Sequences need special handling, described in Sequences. This is because in a cluster, sequences must be global to avoid nodes creating conflicting values. Global sequences are available with global locking to ensure integrity.

Binary objects

Binary data in BYTEA columns is replicated normally, allowing "blobs" of data up to 1 GB. Use of the PostgreSQL "large object" facility isn't supported in PGD.

Rules

Rules execute only on the origin node so aren't executed during apply, even if they're enabled for replicas.

Base tables only

Replication is possible only from base tables to base tables. That is, the tables on the source and target on the subscription side must be tables, not views, materialized views, or foreign tables. Attempts to replicate tables other than base tables result in an error. DML changes that are made through updatable views are resolved to base tables on the origin and then applied to the same base table name on the target.

Partitioned tables

PGD supports partitioned tables transparently, meaning that you can add a partitioned table to a replication set and changes that involve any of the partitions are replicated downstream.

Triggers

By default, triggers execute only on the origin node. For example, an INSERT trigger executes on the origin node and is ignored when you apply the change on the target node. You can specify for triggers to execute on both the origin node at execution time and on the target when it's replicated ("apply time") by using ALTER TABLE ... ENABLE ALWAYS TRIGGER. Or, use the REPLICA option to execute only at apply time: ALTER TABLE ... ENABLE REPLICA TRIGGER.

Some types of trigger aren't executed on apply, even if they exist on a table and are currently enabled. Trigger types not executed are:

  • Statement-level triggers (FOR EACH STATEMENT)
  • Per-column UPDATE triggers (UPDATE OF column_name [, ...])

PGD replication apply uses the system-level default search_path. Replica triggers, stream triggers, and index expression functions can assume other search_path settings that then fail when they execute on apply.
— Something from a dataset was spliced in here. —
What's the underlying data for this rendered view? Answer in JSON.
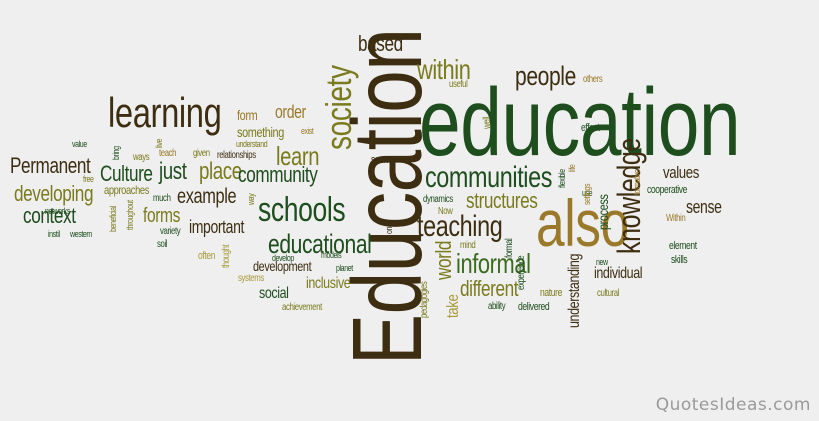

To prevent this from occurring, use any of these techniques:

  • Resolve object references clearly using only the default search_path.
  • Always use fully qualified references to objects, for example, schema.objectname.
  • Set the search path for a function using ALTER FUNCTION ... SET search_path = ... for the functions affected.

PGD assumes that there are no issues related to text or other collatable datatypes, that is, all collations in use are available on all nodes, and the default collation is the same on all nodes. Replicating changes uses equality searches to locate Replica Identity values, so this does't have any effect except where unique indexes are explicitly defined with nonmatching collation qualifiers. Row filters might be affected by differences in collations if collatable expressions were used.

Toast

PGD handling of very long "toasted" data in PostgreSQL is transparent to the user. The TOAST "chunkid" values likely differ between the same row on different nodes, but that doesn't cause any problems.

Other restrictions

PGD can't work correctly if Replica Identity columns are marked as external.

PostgreSQL allows CHECK() constraints that contain volatile functions. Since PGD reexecutes CHECK() constraints on apply, any subsequent reexecution that doesn't return the same result as before causes data divergence.

PGD doesn't restrict the use of foreign keys. Cascading FKs are allowed.